FileFileGo v1 Decentralized Data Sharing Network
The FileFileGo protocol is a peer-to-peer data-sharing network designed for the web3 era, with an incentive mechanism, full-text search, storage, and indexing/tracking. Its decentralized architecture enables users to share data without censorship or a single point of failure. By leveraging game-theory concepts, FileFileGo incentivizes participation and ensures data availability while achieving fault-tolerance and preserving privacy.
As the internet has grown, it has become increasingly vulnerable to censorship and control by large corporations and ISPs. Governments have also attempted to regulate the flow of information online, making it challenging for informational platforms to operate without interruption. The FileFileGo protocol was developed to address these issues and enable users to access and share information freely.
FileFileGo is an open-source community project, with no centralized control or ownership. Its coin distribution is designed to be fair, with an emission of 40 FFG per block that decreases by half every 24 months. The protocol is launched without ICO/STO/IEO or pre-mine, relying on a Proof of Authority consensus algorithm that will eventually transition to Proof of Stake to allow more stakeholders to participate.
By supporting FileFileGo, users can help promote digital rights, privacy, freedom of information, and net neutrality. We encourage contributions and innovative ideas to ensure that the internet remains an open and decentralized platform.
The Innovation: Proof of Transfer (PoX) / Proof of Data Possession (PoDP)
Problem
Let us suppose that node_1
needs to download some data_x
, owned by node_2
, and pay for the fees required by node_2
. What happens in the case of Byzantine fault nodes? How do we verify successful data transfer to destination nodes and prevent the following malicious cases:
node_1
is a dishonest node that reports data_x
as invalid, to avoid paying the fees.
node_2
is a dishonest node that serves data_y
to node_1
and claims that it's data_x
.
Solution
The network can resist Byzantine faults if node_x
can broadcast (peer-to-peer) a value x, and satisfy the following:
- If
node_x
is an honest node, then all honest nodes agree on the value x.

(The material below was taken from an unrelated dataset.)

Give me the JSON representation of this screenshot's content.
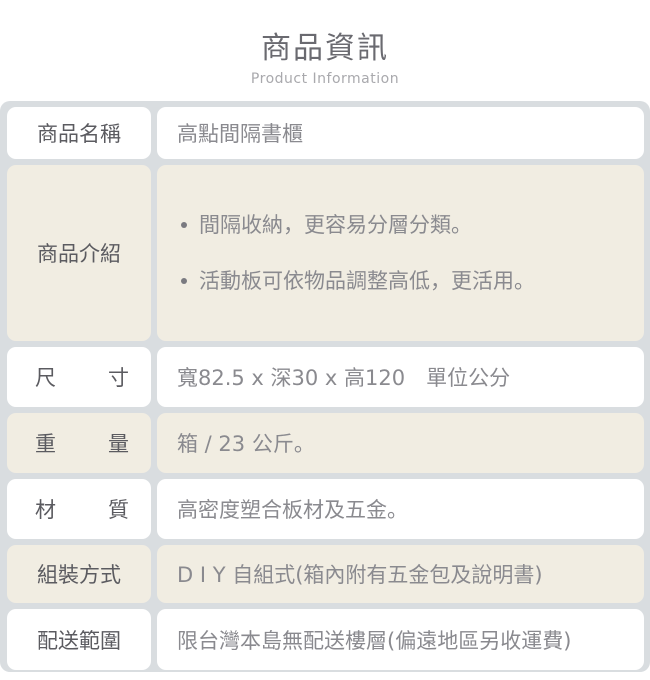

- In any case, all honest nodes agree on the same value y.
The Proof of Transfer mechanism addresses the aforementioned issues by enabling honest nodes in the network to verify and reach consensus on the successful transfer of data_x
from node_2
to node_1
. This is accomplished through the use of verifiers, which are responsible for challenging participating nodes. While a straightforward approach would involve sending the required data to a verifier and then forwarding it to the destination node, this method can lead to bandwidth and storage bottlenecks, thereby reducing the overall network throughput. Therefore, the Proof of Transfer solution has been designed to minimize the bandwidth and storage/memory requirements associated with this process.
┌───────────┐
┌────────►[verifiers]◄─────────┐
│ └───────────┘ │
┌────┴───┐ ┌────┴───┐
│ │ │ │
│ node_1 ◄─────────────────────► node_2 │
│ │ │ │
└────────┘ ├────────┤
│ data_x │
└────────┘
Merkle Tree
The verification process employed by the verifiers can utilize Merkle Trees as a mechanism for ensuring data integrity, even in cases where they do not have access to the actual data. In this process, participating nodes generate Merkle Trees that are used by the verifiers for comparison and other relevant operations.
ABCD
/ \
AB CD
/ \ / \
A B C D
ABCD is a merkle root. To prove the validity of C, for instance, all that's needed is D, so it can be proven that C|D=CD, AB, so it can be proven that AB|CD=ABCD.
The Algorithm
In this section, the complete life cycle of a data transfer verification is demonstrated.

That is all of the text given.